Quantité de mots sont gâtés et poissent comme une pêche de l’avant-veille : la décroissance et l’écologie n’y échappent pas. Banal destin de la récupération : on croit gagner la bataille des mots tandis qu’on la perd dans les faits. Mais si un mot finit par être récupéré, n’est-ce pas parce que le monde qu’il suggérait n’était finalement pas si éloigné de celui qu’il contestait ?

On a bien du mal à voir dans la plupart des alternatives écologistes contemporaines des propositions tranchant nettement avec le monde présent – si ce n’est la moindre teneur en carbone. Or une subversion politique ne peut s’établir que sur l’existence claire d’un écart qui crée un différend irréconciliable et irrécupérable entre deux manières d’habiter un territoire. Pourtant, les stratégies écologistes dominantes centrées sur l’interpellation et la mise sous pression des pouvoirs économiques et politiques peinent à faire émerger cet intervalle nécessaire, tout comme les invitations à « faire sa part » axées sur des parcours individuels de transformation intérieure.

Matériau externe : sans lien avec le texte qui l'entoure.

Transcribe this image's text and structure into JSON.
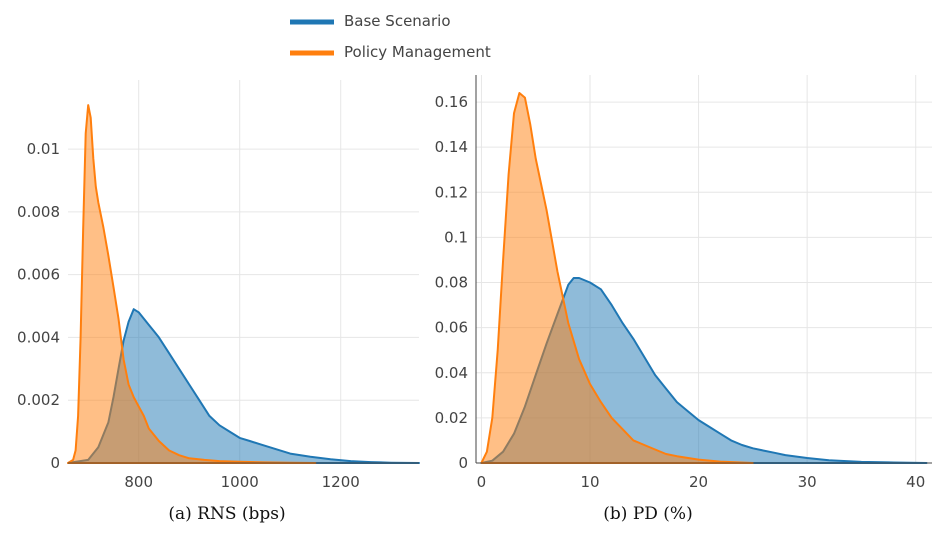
{
  "legend": [
    {
      "label": "Base Scenario",
      "color": "#1f77b4"
    },
    {
      "label": "Policy Management",
      "color": "#ff7f0e"
    }
  ],
  "captions": {
    "a": "(a) RNS (bps)",
    "b": "(b) PD (%)"
  },
  "chart_data": [
    {
      "type": "area",
      "xlim": [
        660,
        1355
      ],
      "ylim": [
        0,
        0.0122
      ],
      "xticks": [
        800,
        1000,
        1200
      ],
      "yticks": [
        0,
        0.002,
        0.004,
        0.006,
        0.008,
        0.01
      ],
      "xtick_labels": [
        "800",
        "1000",
        "1200"
      ],
      "ytick_labels": [
        "0",
        "0.002",
        "0.004",
        "0.006",
        "0.008",
        "0.01"
      ],
      "grid": true,
      "series": [
        {
          "name": "Base Scenario",
          "color": "#1f77b4",
          "x": [
            660,
            700,
            720,
            740,
            750,
            760,
            770,
            780,
            790,
            800,
            810,
            820,
            830,
            840,
            860,
            880,
            900,
            920,
            940,
            960,
            980,
            1000,
            1020,
            1040,
            1060,
            1080,
            1100,
            1140,
            1180,
            1220,
            1260,
            1300,
            1355
          ],
          "y": [
            0,
            0.0001,
            0.0005,
            0.0013,
            0.0021,
            0.003,
            0.0039,
            0.0045,
            0.0049,
            0.0048,
            0.0046,
            0.0044,
            0.0042,
            0.004,
            0.0035,
            0.003,
            0.0025,
            0.002,
            0.0015,
            0.0012,
            0.001,
            0.0008,
            0.0007,
            0.0006,
            0.0005,
            0.0004,
            0.0003,
            0.0002,
            0.00012,
            6e-05,
            3e-05,
            1e-05,
            0
          ]
        },
        {
          "name": "Policy Management",
          "color": "#ff7f0e",
          "x": [
            660,
            670,
            675,
            680,
            685,
            690,
            695,
            700,
            705,
            710,
            715,
            720,
            730,
            740,
            750,
            760,
            770,
            780,
            790,
            800,
            810,
            820,
            840,
            860,
            880,
            900,
            930,
            960,
            1000,
            1050,
            1100,
            1150
          ],
          "y": [
            0,
            0.0001,
            0.0004,
            0.0015,
            0.004,
            0.0075,
            0.0105,
            0.0114,
            0.011,
            0.0097,
            0.0088,
            0.0083,
            0.0075,
            0.0066,
            0.0056,
            0.0046,
            0.0033,
            0.0025,
            0.0021,
            0.0018,
            0.0015,
            0.0011,
            0.0007,
            0.0004,
            0.00025,
            0.00015,
            0.0001,
            6e-05,
            4e-05,
            2e-05,
            1e-05,
            0
          ]
        }
      ]
    },
    {
      "type": "area",
      "xlim": [
        -0.5,
        41.5
      ],
      "ylim": [
        0,
        0.172
      ],
      "xticks": [
        0,
        10,
        20,
        30,
        40
      ],
      "yticks": [
        0,
        0.02,
        0.04,
        0.06,
        0.08,
        0.1,
        0.12,
        0.14,
        0.16
      ],
      "xtick_labels": [
        "0",
        "10",
        "20",
        "30",
        "40"
      ],
      "ytick_labels": [
        "0",
        "0.02",
        "0.04",
        "0.06",
        "0.08",
        "0.1",
        "0.12",
        "0.14",
        "0.16"
      ],
      "grid": true,
      "series": [
        {
          "name": "Base Scenario",
          "color": "#1f77b4",
          "x": [
            0,
            1,
            2,
            3,
            4,
            5,
            6,
            7,
            8,
            8.5,
            9,
            10,
            11,
            12,
            13,
            14,
            15,
            16,
            17,
            18,
            19,
            20,
            21,
            22,
            23,
            24,
            25,
            26,
            27,
            28,
            30,
            32,
            35,
            38,
            41
          ],
          "y": [
            0,
            0.001,
            0.005,
            0.013,
            0.025,
            0.039,
            0.053,
            0.066,
            0.079,
            0.082,
            0.082,
            0.08,
            0.077,
            0.07,
            0.062,
            0.055,
            0.047,
            0.039,
            0.033,
            0.027,
            0.023,
            0.019,
            0.016,
            0.013,
            0.01,
            0.008,
            0.0065,
            0.0055,
            0.0045,
            0.0035,
            0.0022,
            0.0012,
            0.0005,
            0.0002,
            0
          ]
        },
        {
          "name": "Policy Management",
          "color": "#ff7f0e",
          "x": [
            0,
            0.5,
            1,
            1.5,
            2,
            2.5,
            3,
            3.5,
            4,
            4.5,
            5,
            6,
            7,
            8,
            9,
            10,
            11,
            12,
            13,
            14,
            15,
            16,
            17,
            18,
            20,
            22,
            25
          ],
          "y": [
            0,
            0.005,
            0.02,
            0.05,
            0.09,
            0.128,
            0.155,
            0.164,
            0.162,
            0.15,
            0.135,
            0.112,
            0.085,
            0.062,
            0.046,
            0.035,
            0.027,
            0.02,
            0.015,
            0.01,
            0.008,
            0.006,
            0.004,
            0.003,
            0.0015,
            0.0006,
            0
          ]
        }
      ]
    }
  ]
}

Mêmes les actions et appels au blocage des entreprises polluantes et des chantiers d’infrastructures qui s’installent peu à peu dans le sillage des Gilets Jaunes et chez un nombre croissant d’écologistes peuvent être digérables : le blocage peut devenir une simple tactique d’agit-prop’ ou un flash mob militant. Sauf s’il s’inscrit dans une stratégie globale de subversion, comme une arme redoutable parmi d’autres, dans un front d’actions plus large. Tant que nous n’aurons pas identifié des processus à stopper, des infrastructures à démanteler, des cibles à atteindre, nous ne quitterons pas les rivages de la sidération, toujours propice à la récupération médiatique. Même égrener les noms ennemis – tout le monde ou presque déteste les GAFAM ou Total – reste vain sans imaginer comment s’en débarrasser et pratiquer dès à présent collectivement une autre forme de vie terrestre et numérique.

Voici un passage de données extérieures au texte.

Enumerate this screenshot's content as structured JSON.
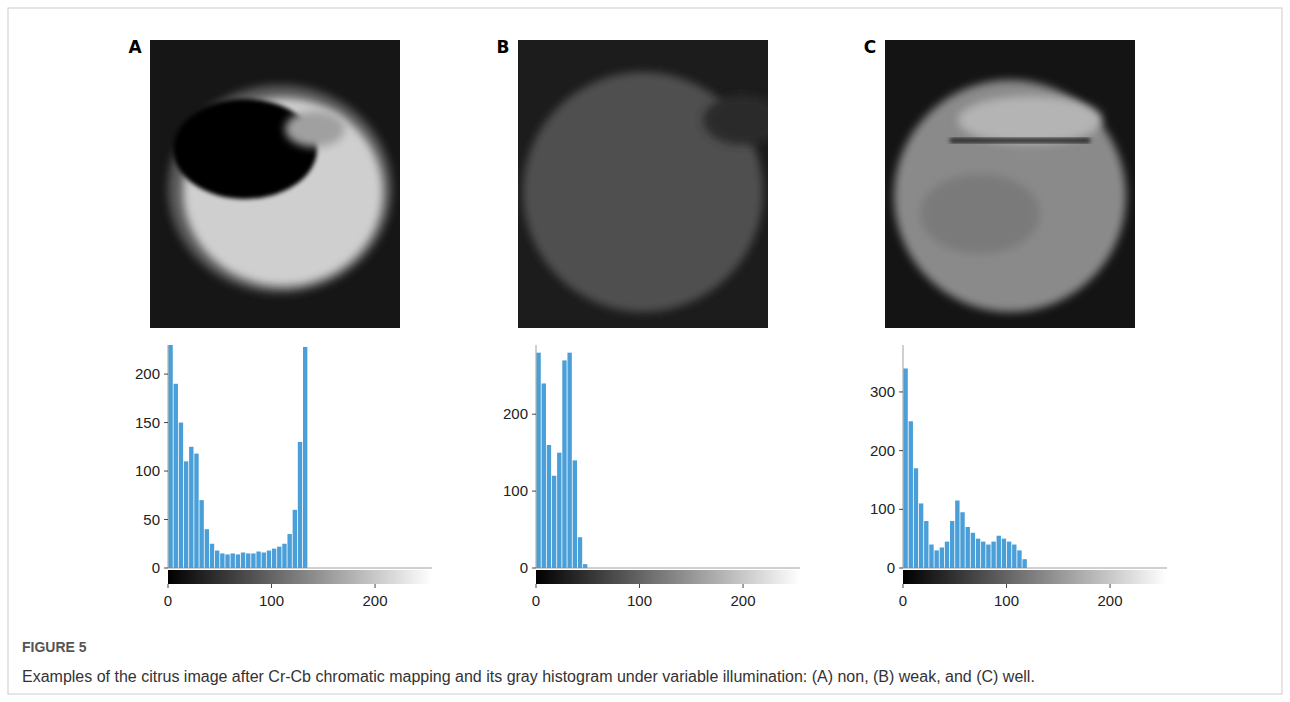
{
  "figure": {
    "label": "FIGURE 5",
    "caption": "Examples of the citrus image after Cr-Cb chromatic mapping and its gray histogram under variable illumination: (A) non, (B) weak, and (C) well."
  },
  "chart_data": [
    {
      "type": "histogram",
      "title": "A",
      "color": "#4a9fd8",
      "bins": [
        0,
        5,
        10,
        15,
        20,
        25,
        30,
        35,
        40,
        45,
        50,
        55,
        60,
        65,
        70,
        75,
        80,
        85,
        90,
        95,
        100,
        105,
        110,
        115,
        120,
        125,
        130,
        135,
        140,
        145,
        150,
        155,
        160,
        165,
        170,
        175,
        180,
        185,
        190,
        195,
        200,
        205,
        210,
        215,
        220,
        225,
        230,
        235,
        240,
        245,
        250,
        255
      ],
      "values": [
        230,
        190,
        150,
        110,
        125,
        118,
        70,
        40,
        25,
        18,
        15,
        14,
        15,
        14,
        16,
        15,
        15,
        17,
        16,
        18,
        20,
        22,
        25,
        35,
        60,
        130,
        228,
        0,
        0,
        0,
        0,
        0,
        0,
        0,
        0,
        0,
        0,
        0,
        0,
        0,
        0,
        0,
        0,
        0,
        0,
        0,
        0,
        0,
        0,
        0,
        0
      ],
      "xlim": [
        0,
        255
      ],
      "xticks": [
        0,
        100,
        200
      ],
      "ylim": [
        0,
        230
      ],
      "yticks": [
        0,
        50,
        100,
        150,
        200
      ],
      "grid": false
    },
    {
      "type": "histogram",
      "title": "B",
      "color": "#4a9fd8",
      "bins": [
        0,
        5,
        10,
        15,
        20,
        25,
        30,
        35,
        40,
        45,
        50,
        55,
        60,
        65,
        70,
        75,
        80,
        85,
        90,
        95,
        100,
        105,
        110,
        115,
        120,
        125,
        130,
        135,
        140,
        145,
        150,
        155,
        160,
        165,
        170,
        175,
        180,
        185,
        190,
        195,
        200,
        205,
        210,
        215,
        220,
        225,
        230,
        235,
        240,
        245,
        250,
        255
      ],
      "values": [
        280,
        240,
        160,
        120,
        150,
        270,
        280,
        140,
        40,
        5,
        0,
        0,
        0,
        0,
        0,
        0,
        0,
        0,
        0,
        0,
        0,
        0,
        0,
        0,
        0,
        0,
        0,
        0,
        0,
        0,
        0,
        0,
        0,
        0,
        0,
        0,
        0,
        0,
        0,
        0,
        0,
        0,
        0,
        0,
        0,
        0,
        0,
        0,
        0,
        0,
        0
      ],
      "xlim": [
        0,
        255
      ],
      "xticks": [
        0,
        100,
        200
      ],
      "ylim": [
        0,
        290
      ],
      "yticks": [
        0,
        100,
        200
      ],
      "grid": false
    },
    {
      "type": "histogram",
      "title": "C",
      "color": "#4a9fd8",
      "bins": [
        0,
        5,
        10,
        15,
        20,
        25,
        30,
        35,
        40,
        45,
        50,
        55,
        60,
        65,
        70,
        75,
        80,
        85,
        90,
        95,
        100,
        105,
        110,
        115,
        120,
        125,
        130,
        135,
        140,
        145,
        150,
        155,
        160,
        165,
        170,
        175,
        180,
        185,
        190,
        195,
        200,
        205,
        210,
        215,
        220,
        225,
        230,
        235,
        240,
        245,
        250,
        255
      ],
      "values": [
        340,
        250,
        170,
        110,
        80,
        40,
        30,
        35,
        45,
        80,
        115,
        95,
        70,
        60,
        50,
        45,
        40,
        45,
        55,
        50,
        45,
        40,
        30,
        15,
        0,
        0,
        0,
        0,
        0,
        0,
        0,
        0,
        0,
        0,
        0,
        0,
        0,
        0,
        0,
        0,
        0,
        0,
        0,
        0,
        0,
        0,
        0,
        0,
        0,
        0,
        0
      ],
      "xlim": [
        0,
        255
      ],
      "xticks": [
        0,
        100,
        200
      ],
      "ylim": [
        0,
        380
      ],
      "yticks": [
        0,
        100,
        200,
        300
      ],
      "grid": false
    }
  ]
}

un incendie dans une centrale thermique (charbon, pétrole..) à Moscou, juillet 2019

LES MOIS NE FONT PLUS QUE 11 JOURS

Le 29 juillet prochain, l’humanité dépassera pour la 39e année consécutive depuis 1970 son jour du dépassement – ce qui signifie qu’à cette date, nous avons déjà consommé l’intégralité des ressources que la Terre est capable de régénérer en une année. Rappelée chaque année par les médias, cette date symbolique qui avance sans cesse a aussi été l’occasion d’actions écologistes visant à alerter sur les limites de la planète. Pourtant ce rendez-vous annuel, perdu parmi 365 jours anniversaires, a peu d’efficacité politique.

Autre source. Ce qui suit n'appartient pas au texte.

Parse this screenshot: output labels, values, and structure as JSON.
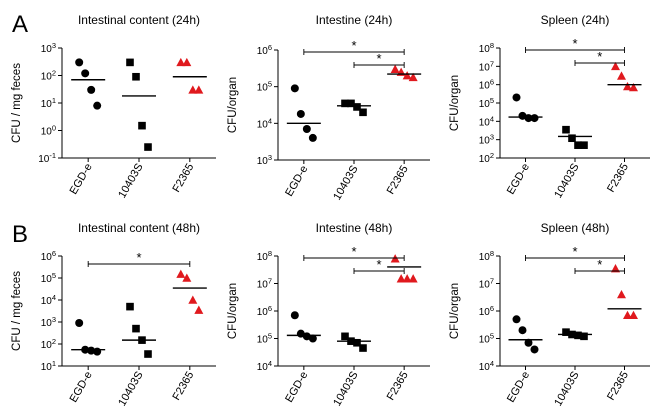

Pour rendre plus sensible la catastrophe, ne serait-il pas plus intéressant de transposer cette date annuelle en un rendez-vous mensuel et rapporté à chaque pays ? Appliqué à la France, dont le jour du dépassement a été franchi le 5 mai cette année, cela revient à considérer que nous vivons à crédit à partir du 11ème jour de chaque mois. L’intérêt ici est de réinscrire les cycles métaboliques de la Terre dans une temporalité commune à chacun : à partir du 11e jour, continuer à extraire, à transformer, à construire, à rouler, à vendre, c’est à dire essentiellement persévérer à travailler, est complètement irrationnel, funeste, indéfendable. Désormais, les mois ne font plus que 11 jours. Au-delà, ce sont des pas posés sur un sol et une atmosphère qui ne nous appartiennent pas. Voilà l’histoire classique, centrée uniquement sur le social et les interactions humaines, percutée par le temps de la Terre. Ce 11e jour pourrait être l’occasion de réaccorder ces deux temporalités.

Comment ouvrir le conflit politique sur cette base ? En toute logique écologique, on devrait douze fois par an stopper la production du pays à partir du 11e jour jusqu’à la fin du mois, par exemple en bloquant certaines infrastructures et industries (agro-alimentaire, pétrochimie, transport, etc.) responsables de notre sudation estivale. Cela ferait peut-être surgir un véritable différend politique en alliant la mauvaise humeur de la Terre avec une colère et une pluralité d’actions offensives. Reste à étendre plus largement les fronts de luttes pour affronter la monstruosité de notre temps.